Artigo original sob licença CC BY 4.0 (http://creativecommons.org/licenses/by/4.0/). Esta é uma explicação gerada por IA do artigo abaixo. Não foi escrita nem endossada pelos autores. Para precisão técnica, consulte o artigo original. Ler aviso legal completo

Imagine um documento digital que faz mais do que apenas ficar parado em uma tela; ele pode pensar, calcular e reagir. Esta é a promessa do Formato de Documento Portátil, ou PDF, quando equipado com um programa de computador integrado chamado motor de JavaScript. Assim como um livro físico pode ter um compartimento oculto que só abre quando uma página específica é virada, um PDF pode conter código que é executado dentro do aplicativo de leitura, permitindo formulários interativos, verificação ortográfica e menus dinâmicos. No entanto, esse poder traz um risco. Se um hacker conseguir enganar esse motor para cometer um erro, ele pode potencialmente assumir o controle do computador que está lendo o arquivo, roubando dados ou instalando softwares maliciosos. Durante anos, pesquisadores de segurança tentaram encontrar essas armadilhas ocultas lançando variações aleatórias de documentos contra leitores de PDF, esperando ver o programa falhar. Mas esse método é frequentemente como lançar dardos no escuro; ele perde as sequências complexas e específicas de ações necessárias para acionar as falhas mais perigosas.

Uma equipe de pesquisadores da Universidade da Califórnia, Santa Bárbara, desenvolveu uma nova abordagem para este problema, passando do adivinhamento cego para o raciocínio inteligente.
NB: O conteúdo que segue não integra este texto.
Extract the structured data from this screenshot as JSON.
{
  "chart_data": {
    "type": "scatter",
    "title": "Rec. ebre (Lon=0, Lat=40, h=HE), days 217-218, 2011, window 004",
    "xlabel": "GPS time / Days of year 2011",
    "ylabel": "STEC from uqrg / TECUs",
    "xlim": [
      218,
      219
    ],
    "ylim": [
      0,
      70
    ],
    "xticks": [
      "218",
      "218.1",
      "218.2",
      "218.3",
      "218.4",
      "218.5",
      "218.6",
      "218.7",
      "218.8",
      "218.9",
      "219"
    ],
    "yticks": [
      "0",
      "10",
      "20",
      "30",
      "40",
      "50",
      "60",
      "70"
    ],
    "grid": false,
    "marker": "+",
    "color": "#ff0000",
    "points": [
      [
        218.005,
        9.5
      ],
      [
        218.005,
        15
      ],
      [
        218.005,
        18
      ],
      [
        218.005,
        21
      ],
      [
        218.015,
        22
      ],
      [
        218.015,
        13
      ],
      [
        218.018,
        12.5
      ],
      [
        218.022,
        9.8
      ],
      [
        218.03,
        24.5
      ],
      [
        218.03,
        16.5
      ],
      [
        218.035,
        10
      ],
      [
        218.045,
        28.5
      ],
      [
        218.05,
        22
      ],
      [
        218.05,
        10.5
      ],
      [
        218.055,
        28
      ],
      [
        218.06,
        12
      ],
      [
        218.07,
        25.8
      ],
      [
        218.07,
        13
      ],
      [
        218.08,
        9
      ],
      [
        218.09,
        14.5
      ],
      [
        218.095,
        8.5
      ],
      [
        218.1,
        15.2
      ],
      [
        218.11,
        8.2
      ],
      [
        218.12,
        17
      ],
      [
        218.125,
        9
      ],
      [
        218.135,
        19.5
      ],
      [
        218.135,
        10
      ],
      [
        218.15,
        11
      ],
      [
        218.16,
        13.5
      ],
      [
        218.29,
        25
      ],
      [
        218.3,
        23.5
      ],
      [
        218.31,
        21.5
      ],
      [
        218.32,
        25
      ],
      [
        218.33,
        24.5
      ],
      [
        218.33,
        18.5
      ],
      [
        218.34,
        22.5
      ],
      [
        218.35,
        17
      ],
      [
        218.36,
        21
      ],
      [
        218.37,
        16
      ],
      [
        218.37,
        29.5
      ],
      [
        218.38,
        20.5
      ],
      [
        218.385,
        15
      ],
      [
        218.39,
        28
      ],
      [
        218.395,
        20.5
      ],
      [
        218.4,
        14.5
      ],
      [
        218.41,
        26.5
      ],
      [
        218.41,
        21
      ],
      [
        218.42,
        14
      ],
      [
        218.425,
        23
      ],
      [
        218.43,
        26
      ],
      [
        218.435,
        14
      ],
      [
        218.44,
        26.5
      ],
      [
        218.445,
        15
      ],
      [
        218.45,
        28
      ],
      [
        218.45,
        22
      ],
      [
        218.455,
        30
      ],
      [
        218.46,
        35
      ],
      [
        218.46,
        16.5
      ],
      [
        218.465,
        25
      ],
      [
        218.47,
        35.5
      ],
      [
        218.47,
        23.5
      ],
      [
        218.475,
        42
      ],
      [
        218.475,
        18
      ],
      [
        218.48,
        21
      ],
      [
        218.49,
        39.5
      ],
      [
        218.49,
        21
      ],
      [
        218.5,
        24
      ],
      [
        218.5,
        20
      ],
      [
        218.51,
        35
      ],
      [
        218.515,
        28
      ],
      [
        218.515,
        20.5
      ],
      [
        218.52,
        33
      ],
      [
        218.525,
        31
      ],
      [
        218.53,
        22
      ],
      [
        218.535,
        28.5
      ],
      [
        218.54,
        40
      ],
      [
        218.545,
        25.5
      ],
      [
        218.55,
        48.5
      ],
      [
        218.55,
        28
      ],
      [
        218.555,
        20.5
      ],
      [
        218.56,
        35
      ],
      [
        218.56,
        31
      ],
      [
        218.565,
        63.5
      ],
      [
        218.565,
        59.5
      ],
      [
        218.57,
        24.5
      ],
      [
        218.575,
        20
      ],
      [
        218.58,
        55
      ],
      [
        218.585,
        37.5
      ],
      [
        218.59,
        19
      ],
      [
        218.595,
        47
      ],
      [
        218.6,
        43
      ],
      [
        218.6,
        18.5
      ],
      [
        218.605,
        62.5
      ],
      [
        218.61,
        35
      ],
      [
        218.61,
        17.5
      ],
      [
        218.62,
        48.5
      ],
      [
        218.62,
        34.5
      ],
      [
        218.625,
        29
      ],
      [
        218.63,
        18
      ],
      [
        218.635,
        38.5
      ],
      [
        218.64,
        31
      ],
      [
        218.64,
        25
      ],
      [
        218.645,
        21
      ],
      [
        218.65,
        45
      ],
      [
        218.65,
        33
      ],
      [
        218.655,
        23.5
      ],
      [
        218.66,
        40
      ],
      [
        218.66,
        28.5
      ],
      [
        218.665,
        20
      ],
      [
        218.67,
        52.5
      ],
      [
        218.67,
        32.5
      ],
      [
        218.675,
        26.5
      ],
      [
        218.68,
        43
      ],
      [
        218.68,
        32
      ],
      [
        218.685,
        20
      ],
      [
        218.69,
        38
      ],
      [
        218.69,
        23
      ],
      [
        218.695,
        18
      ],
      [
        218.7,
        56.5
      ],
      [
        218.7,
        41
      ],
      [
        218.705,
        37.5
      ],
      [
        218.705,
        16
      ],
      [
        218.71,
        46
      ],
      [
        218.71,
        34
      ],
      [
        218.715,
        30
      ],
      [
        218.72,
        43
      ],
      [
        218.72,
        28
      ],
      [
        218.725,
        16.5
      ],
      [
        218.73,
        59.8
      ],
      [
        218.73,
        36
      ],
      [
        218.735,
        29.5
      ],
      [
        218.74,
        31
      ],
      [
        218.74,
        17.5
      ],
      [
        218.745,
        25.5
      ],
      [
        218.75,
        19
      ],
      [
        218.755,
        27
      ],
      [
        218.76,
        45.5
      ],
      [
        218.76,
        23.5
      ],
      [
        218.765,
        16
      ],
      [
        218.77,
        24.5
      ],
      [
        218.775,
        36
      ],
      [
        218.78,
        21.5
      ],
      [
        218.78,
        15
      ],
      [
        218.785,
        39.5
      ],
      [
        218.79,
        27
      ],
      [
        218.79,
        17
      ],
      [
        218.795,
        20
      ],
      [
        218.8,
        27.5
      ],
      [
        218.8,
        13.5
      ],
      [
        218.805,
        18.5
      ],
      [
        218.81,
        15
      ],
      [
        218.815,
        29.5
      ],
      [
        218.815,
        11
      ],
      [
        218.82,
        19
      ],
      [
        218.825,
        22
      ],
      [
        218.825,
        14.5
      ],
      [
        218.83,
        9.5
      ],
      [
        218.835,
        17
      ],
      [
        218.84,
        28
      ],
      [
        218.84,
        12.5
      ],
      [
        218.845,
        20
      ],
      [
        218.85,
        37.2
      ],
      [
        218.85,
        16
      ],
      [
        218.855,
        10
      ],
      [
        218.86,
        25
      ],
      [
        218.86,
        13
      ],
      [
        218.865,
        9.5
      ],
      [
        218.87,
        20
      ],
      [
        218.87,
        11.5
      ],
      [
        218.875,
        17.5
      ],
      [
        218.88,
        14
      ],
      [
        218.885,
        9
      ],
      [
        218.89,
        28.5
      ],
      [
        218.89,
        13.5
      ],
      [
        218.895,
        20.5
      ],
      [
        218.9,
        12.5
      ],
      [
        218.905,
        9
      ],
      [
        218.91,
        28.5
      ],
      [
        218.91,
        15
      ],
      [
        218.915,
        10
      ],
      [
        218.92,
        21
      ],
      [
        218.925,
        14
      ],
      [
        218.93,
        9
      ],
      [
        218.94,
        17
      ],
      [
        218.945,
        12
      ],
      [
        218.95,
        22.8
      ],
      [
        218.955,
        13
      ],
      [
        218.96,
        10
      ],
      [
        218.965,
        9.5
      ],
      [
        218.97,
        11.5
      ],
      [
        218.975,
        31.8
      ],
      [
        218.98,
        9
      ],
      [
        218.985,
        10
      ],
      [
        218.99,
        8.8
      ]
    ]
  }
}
Eles criaram uma ferramenta chamada PDFuzzer, que atua menos como um lançador de dardos e mais como um estudante que estudou minuciosamente o manual de instruções antes de tentar uma tarefa. Em vez de depender de comandos simples e isolados, este sistema aprende como diferentes partes da linguagem de programação do motor de PDF dependem umas das outras. Ele entende que, para realizar uma ação específica, um usuário pode precisar configurar uma condição primeiro, ou que dois comandos diferentes devem usar exatamente o mesmo nome para trabalharem juntos. Ao ensinar um computador a ler e entender a complexa documentação escrita desses motores de software, os pesquisadores foram capazes de gerar casos de teste altamente sofisticados que ferramentas anteriores simplesmente não podiam conceber.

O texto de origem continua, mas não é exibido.